We know not why he created it, or how, all we know is that he did.  The back is thick, and sturdy like the back of so many hard working Americans.  The form is coherent yet scattered like our daily lives.  The center diamond like granite tile asserts itself with such bravado that you can’t dare to look into it or anyway from it.  It is the heart of the piece, the lifeblood.  A lightning bolt of quartz or some other mineral streaks through it with the vitality of all mankind.

The smaller fragmented pieces are separated, yet held together on one solid plank.    They represent the various stages or our life.  Seeming distant, yet interconnected.  The crossword like designs speak to our intelligence.  The linear design symbolizes progress, and the arrows point to infinity.

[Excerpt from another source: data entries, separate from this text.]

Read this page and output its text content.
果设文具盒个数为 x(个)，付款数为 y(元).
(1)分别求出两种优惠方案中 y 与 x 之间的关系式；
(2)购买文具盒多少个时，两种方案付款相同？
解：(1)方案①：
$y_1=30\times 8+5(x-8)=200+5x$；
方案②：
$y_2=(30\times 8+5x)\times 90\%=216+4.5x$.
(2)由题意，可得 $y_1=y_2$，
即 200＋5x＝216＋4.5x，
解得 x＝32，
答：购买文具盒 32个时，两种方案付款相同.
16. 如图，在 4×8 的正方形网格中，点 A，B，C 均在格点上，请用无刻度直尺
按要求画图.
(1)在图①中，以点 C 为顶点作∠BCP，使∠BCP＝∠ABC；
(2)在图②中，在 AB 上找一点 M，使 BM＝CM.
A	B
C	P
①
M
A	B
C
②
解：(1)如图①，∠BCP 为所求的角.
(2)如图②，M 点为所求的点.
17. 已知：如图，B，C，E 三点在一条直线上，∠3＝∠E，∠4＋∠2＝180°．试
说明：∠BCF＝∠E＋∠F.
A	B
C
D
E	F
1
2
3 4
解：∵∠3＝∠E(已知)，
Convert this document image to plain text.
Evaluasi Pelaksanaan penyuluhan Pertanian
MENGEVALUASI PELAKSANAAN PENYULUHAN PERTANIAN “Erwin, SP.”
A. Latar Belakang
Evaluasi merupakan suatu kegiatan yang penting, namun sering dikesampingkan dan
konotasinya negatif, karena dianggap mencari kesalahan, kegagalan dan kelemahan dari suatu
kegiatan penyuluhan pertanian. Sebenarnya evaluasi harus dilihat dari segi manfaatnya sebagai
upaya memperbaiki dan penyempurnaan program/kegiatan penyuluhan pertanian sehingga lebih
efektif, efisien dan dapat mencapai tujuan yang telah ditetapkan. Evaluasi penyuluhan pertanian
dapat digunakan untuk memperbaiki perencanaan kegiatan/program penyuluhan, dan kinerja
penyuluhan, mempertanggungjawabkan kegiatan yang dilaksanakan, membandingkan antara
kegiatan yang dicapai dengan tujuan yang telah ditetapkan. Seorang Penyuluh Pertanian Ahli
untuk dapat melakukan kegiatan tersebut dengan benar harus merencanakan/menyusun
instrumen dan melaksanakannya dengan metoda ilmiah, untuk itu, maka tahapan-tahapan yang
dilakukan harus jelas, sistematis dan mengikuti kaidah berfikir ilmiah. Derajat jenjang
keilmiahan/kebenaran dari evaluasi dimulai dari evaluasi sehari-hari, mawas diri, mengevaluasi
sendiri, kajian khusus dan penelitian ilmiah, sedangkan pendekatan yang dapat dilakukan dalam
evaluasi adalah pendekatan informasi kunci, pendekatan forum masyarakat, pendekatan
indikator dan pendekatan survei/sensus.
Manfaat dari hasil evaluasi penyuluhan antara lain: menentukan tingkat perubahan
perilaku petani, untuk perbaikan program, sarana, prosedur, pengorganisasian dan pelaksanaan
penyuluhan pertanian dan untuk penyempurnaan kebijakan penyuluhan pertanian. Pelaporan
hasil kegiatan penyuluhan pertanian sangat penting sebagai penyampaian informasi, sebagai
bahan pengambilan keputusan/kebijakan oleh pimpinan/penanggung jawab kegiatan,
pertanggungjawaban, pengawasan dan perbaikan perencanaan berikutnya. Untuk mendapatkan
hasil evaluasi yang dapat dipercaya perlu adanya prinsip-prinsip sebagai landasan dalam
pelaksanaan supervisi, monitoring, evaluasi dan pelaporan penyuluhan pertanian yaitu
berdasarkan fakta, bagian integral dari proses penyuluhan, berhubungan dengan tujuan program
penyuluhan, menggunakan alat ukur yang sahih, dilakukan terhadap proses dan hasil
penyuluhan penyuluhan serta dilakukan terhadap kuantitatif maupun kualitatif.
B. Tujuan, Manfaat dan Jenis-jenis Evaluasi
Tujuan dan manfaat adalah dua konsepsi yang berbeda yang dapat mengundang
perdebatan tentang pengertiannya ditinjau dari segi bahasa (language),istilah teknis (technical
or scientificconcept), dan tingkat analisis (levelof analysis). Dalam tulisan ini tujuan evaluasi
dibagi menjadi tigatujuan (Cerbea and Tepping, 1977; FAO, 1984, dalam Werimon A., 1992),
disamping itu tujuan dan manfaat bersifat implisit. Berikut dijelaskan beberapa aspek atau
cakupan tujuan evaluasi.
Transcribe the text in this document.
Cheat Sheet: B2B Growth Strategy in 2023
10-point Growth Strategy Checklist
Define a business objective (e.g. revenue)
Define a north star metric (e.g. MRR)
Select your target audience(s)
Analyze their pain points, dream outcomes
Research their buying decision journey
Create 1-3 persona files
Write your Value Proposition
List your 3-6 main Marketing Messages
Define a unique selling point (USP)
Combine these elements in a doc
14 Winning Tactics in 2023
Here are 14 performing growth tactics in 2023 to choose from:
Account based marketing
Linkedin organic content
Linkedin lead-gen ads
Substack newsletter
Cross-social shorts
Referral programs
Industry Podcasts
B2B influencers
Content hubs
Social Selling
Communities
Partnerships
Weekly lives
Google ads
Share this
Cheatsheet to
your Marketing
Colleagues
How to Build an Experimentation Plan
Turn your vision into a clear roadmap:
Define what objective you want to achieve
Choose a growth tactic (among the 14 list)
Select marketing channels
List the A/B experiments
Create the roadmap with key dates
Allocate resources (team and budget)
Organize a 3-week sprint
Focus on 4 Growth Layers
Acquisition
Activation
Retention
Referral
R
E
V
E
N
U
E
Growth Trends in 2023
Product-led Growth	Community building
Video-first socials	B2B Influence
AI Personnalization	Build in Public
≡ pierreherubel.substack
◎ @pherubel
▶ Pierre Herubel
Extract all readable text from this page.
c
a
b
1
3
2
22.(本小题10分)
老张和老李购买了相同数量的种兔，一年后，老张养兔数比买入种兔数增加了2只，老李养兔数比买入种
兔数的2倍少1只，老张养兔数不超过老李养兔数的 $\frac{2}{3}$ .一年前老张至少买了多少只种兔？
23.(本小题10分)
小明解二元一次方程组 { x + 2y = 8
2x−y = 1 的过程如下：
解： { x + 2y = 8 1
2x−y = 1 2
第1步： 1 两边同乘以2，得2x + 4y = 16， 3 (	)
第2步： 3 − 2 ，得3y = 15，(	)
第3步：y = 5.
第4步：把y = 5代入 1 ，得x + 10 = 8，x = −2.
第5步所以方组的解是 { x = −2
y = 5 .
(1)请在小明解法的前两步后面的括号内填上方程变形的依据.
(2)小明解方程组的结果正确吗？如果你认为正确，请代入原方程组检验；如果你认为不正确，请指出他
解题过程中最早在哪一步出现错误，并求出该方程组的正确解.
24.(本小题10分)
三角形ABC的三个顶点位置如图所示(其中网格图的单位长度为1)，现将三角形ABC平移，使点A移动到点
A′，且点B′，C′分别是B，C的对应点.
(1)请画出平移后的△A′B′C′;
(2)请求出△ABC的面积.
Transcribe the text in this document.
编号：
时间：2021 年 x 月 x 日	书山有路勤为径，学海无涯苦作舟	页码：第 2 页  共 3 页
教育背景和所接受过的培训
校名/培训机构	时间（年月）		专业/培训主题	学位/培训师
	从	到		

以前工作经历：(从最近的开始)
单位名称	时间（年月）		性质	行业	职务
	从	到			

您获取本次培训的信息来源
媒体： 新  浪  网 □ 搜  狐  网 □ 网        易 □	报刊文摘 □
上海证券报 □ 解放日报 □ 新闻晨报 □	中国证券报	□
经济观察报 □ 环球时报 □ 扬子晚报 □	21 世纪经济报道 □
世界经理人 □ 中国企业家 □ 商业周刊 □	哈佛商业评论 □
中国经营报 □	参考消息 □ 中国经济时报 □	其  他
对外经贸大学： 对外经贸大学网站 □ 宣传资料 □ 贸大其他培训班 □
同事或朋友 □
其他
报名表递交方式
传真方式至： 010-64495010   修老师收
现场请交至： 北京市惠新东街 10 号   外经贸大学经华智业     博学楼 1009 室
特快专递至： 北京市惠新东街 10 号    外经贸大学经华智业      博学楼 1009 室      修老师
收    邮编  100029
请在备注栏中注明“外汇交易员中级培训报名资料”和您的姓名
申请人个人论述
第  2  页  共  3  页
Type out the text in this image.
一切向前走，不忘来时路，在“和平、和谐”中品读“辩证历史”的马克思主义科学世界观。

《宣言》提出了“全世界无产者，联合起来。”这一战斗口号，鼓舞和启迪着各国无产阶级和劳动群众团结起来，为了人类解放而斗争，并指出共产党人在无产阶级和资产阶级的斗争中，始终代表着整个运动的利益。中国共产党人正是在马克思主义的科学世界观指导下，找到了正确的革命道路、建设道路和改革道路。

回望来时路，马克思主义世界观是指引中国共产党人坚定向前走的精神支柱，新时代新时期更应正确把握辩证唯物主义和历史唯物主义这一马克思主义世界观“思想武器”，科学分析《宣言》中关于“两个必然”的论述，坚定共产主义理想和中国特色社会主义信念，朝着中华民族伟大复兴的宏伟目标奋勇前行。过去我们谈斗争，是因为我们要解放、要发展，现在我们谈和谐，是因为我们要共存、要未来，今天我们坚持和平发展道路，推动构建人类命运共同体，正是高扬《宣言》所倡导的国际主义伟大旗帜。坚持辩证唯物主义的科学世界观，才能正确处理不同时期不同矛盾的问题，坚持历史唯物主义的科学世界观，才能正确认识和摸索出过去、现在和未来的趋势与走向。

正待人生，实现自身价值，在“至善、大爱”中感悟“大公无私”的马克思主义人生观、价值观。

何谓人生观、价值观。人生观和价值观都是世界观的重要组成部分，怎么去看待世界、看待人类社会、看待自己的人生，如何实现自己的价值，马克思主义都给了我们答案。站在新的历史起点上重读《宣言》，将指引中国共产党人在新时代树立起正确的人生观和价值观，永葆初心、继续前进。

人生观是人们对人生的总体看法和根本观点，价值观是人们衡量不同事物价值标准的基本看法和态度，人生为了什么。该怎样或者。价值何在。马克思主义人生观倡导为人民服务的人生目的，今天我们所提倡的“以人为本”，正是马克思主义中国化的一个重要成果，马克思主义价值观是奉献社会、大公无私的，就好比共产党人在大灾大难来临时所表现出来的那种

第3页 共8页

This work will effect the future of American society, how, I am not sure.  It should hang in every union hall, every city hall, every hospital, and every firehouse.  It stands for not just one man, but for one society, the great society.  Its code, its ethics, may not be understood by outsiders, but its encrypted message can be deciphered by any true American heart now, or an eternity from now.

An original work done by James Horn.